Cet article de blog est basé sur une étude préparée pour la commission des affaires économiques et monétaires (ECON) du Parlement européen. L’étude est disponible sur le site du Parlement européen.

Soixante-six pour cent des ménages de la zone euro vivent dans le logement dont ils sont propriétaires. Cela vient avec des coûts de fonctionnement, tels que le coût de l’énergie et de l’eau, l’entretien et les taxes foncières. Bien entendu, les propriétaires n’ont pas à payer de loyer, mais cela ne signifie pas que le droit de vivre dans leur propre logement est gratuit au sens économique. La maison pourrait être louée et ainsi les propriétaires occupants renonceraient aux revenus locatifs. L’occupation de son logement peut être considérée comme la fourniture d’un service (fournir un endroit où vivre) par le propriétaire à lui-même.
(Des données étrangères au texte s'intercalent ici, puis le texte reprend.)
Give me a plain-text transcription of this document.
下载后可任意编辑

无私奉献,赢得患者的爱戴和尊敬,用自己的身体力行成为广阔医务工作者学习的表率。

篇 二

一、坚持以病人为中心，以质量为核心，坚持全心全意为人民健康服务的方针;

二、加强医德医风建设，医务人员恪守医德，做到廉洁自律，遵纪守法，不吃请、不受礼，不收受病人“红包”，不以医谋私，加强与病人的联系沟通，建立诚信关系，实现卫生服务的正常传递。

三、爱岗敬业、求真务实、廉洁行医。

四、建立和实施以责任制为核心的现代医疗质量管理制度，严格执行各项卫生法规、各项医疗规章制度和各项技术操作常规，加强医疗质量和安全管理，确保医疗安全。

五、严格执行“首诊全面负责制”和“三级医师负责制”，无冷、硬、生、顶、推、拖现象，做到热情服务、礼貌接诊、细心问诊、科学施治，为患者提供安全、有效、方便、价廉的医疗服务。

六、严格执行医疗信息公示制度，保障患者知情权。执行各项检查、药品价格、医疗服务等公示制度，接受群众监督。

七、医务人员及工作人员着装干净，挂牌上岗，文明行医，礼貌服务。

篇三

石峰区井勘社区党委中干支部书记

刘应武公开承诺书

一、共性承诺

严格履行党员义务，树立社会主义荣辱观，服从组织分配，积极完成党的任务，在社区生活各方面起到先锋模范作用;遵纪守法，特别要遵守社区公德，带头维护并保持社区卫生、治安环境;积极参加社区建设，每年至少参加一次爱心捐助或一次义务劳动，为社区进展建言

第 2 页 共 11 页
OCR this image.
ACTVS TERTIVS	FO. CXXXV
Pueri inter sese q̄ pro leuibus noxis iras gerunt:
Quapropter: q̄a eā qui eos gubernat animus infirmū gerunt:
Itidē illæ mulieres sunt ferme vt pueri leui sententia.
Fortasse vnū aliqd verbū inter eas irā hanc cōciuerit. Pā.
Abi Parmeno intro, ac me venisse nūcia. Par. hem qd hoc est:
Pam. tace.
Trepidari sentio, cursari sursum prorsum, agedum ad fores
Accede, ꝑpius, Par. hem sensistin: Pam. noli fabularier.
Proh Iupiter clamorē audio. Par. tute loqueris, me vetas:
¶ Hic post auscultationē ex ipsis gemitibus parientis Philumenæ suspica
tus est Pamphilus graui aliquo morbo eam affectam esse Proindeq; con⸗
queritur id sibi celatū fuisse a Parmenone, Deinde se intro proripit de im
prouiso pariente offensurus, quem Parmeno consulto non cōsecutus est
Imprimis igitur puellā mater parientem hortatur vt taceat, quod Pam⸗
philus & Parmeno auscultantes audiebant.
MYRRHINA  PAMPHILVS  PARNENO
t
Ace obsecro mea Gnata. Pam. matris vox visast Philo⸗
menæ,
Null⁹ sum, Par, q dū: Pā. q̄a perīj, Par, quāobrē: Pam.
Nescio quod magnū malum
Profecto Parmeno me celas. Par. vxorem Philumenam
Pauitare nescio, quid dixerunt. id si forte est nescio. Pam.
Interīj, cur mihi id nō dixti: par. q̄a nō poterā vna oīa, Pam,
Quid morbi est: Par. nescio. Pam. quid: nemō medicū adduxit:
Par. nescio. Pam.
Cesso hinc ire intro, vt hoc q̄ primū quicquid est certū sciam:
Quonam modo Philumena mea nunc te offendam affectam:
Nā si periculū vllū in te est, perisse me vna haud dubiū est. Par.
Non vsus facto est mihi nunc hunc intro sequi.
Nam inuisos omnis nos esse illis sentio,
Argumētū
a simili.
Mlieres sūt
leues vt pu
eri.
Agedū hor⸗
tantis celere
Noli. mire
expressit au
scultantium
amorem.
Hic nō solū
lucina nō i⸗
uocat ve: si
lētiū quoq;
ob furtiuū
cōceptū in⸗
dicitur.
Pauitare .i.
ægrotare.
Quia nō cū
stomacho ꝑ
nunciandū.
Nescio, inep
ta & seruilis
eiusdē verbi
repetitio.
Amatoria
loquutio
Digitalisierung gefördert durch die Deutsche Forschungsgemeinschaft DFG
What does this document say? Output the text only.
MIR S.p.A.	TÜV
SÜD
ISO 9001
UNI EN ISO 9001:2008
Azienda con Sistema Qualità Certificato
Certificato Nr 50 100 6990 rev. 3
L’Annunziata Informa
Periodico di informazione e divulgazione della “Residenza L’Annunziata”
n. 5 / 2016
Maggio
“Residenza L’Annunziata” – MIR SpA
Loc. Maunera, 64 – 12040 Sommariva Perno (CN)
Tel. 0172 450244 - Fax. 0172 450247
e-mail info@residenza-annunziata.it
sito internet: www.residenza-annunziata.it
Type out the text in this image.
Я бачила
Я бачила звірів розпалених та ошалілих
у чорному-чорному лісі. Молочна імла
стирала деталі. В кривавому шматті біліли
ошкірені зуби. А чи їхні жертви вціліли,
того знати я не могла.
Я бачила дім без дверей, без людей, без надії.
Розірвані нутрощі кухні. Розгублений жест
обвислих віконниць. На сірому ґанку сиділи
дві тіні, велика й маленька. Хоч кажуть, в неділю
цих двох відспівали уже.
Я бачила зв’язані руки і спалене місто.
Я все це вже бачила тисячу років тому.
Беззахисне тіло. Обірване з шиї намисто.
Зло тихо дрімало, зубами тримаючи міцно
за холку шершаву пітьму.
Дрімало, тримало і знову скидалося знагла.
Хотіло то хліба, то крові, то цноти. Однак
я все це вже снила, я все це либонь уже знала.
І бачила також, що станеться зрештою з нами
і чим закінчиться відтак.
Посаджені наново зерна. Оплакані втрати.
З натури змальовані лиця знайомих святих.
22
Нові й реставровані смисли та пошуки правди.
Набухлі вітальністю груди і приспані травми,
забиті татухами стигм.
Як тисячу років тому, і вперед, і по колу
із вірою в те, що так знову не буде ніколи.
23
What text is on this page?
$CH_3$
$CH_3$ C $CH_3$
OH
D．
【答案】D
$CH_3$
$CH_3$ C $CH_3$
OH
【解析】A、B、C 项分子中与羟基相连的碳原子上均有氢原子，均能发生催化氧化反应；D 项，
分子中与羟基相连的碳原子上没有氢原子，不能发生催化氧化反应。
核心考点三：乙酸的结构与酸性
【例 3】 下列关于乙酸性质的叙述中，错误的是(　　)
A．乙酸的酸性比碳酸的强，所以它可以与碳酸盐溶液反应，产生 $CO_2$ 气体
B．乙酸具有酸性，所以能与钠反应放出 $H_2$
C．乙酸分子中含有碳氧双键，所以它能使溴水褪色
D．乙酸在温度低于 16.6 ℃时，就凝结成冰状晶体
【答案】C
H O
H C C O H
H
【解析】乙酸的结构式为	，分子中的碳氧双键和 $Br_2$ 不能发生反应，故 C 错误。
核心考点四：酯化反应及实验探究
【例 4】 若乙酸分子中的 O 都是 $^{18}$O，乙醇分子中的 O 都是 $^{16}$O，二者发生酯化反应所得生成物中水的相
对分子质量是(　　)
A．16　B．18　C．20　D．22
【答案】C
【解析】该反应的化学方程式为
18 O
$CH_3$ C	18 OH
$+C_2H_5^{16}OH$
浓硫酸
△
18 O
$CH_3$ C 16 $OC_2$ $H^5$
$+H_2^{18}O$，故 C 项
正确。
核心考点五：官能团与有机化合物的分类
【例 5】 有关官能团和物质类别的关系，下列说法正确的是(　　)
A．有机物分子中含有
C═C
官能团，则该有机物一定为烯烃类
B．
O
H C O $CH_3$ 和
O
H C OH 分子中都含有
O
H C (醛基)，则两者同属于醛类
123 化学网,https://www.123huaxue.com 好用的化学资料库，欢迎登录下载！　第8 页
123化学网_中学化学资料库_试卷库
Le coût estimé d’un tel service est inclus dans les indicateurs nationaux d’inflation des prix à la consommation utilisés aux États-Unis et dans certains pays européens, tels que l’Allemagne, les Pays-Bas et la Tchéquie. Mais l’indice européen des prix à la consommation harmonisé (IPCH) n’intègre pas ce coût de service. L’IPCH est utilisé par la Banque centrale européenne (BCE) pour mesurer les évolutions inflationnistes. Dès 2003, la revue de la stratégie de politique monétaire de la BCE indiquait que «l’inclusion des services de logement occupé par leur propriétaire dans l’IPCH est souhaitable», un appel renforcé lors de la revue de la stratégie de politique monétaire de la BCE en 2021. Cette proposition est la bienvenue.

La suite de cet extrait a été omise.